Moja babcia urodziła się w czasie wojny i jej historia jest bardzo ciekawa, a właściwie jej i pradziadków, którzy pomagali innym nie bacząc na własne bezpieczeństwo. Moi pradziadkowie dostali medal Sprawiedliwych Wśród Narodów Świata z czego cała rodzina jest dumna, a szczególnie babcia, która pojechała z dziadkiem, mamą i wujkami do Izraela żeby medal odebrać. Babcia miała szczęśliwe dzieciństwo mimo iż pradziadek zginął w czasie wojny. Tak jak ja jeździła na rowerze i bawiła się lalkami.

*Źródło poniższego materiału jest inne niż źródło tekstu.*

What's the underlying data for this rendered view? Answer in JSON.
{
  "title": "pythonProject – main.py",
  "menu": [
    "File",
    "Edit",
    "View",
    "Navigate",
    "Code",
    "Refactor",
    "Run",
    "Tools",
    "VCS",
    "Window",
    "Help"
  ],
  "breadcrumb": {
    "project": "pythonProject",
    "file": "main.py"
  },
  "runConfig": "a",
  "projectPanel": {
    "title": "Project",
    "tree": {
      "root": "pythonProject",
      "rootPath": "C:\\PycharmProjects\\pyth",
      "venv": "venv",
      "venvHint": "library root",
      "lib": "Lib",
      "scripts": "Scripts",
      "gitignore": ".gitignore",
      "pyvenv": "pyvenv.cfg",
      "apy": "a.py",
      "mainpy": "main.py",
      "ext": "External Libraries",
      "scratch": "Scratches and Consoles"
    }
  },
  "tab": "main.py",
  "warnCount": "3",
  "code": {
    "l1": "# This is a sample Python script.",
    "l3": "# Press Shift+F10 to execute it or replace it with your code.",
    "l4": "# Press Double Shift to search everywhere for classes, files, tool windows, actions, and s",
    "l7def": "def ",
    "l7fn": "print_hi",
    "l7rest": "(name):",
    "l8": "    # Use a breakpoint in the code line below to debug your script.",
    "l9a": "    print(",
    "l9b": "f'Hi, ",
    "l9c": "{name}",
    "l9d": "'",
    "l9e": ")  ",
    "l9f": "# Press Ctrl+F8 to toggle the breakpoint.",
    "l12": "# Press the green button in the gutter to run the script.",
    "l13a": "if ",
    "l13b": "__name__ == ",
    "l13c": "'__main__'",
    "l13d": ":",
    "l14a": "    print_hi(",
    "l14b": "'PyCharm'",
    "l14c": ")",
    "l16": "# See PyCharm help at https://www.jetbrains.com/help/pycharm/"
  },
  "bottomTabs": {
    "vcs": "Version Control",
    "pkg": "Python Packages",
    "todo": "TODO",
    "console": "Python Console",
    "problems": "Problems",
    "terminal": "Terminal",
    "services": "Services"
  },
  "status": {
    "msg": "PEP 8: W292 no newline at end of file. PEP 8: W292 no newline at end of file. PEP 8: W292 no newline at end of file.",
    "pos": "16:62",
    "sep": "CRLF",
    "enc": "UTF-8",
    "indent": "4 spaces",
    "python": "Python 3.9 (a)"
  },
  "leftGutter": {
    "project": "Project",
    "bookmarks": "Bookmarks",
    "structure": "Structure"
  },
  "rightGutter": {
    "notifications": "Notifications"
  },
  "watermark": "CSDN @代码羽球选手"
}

Później miała przyszywane rodzeństwo, którym musiała się opiekować. Zawsze na zdjęciach jest uśmiechnięta. Kiedyś zdjęcia były czarno-białe, fajnie się je ogląda z babcią, bo to ciekawe. Niestety dziadka już nie mam i nie wiem co robił w dzieciństwie, ale na zdjęciach również wydaje się być zadowolony. Mama mówi, że dziadek dużo broił i rzucał kamieniami w witraże kościelne. Razem z rodziną był wywieziony w czasie wojny na drugi koniec Polski. Później wrócili a pradziadek miał sklep i był bardzo surowy dla dziadka i jego sióstr.

 

Dziadek nie miał lekko, ale babcia mówi, że przez to zawsze był dobrym, sprawiedliwym człowiekiem. Babcia wspomina również, że jako dzieci grali w kulki, kapsle, biegali dużo po dworze, a dziewczynki same musiały szyć ubranka dla lalek.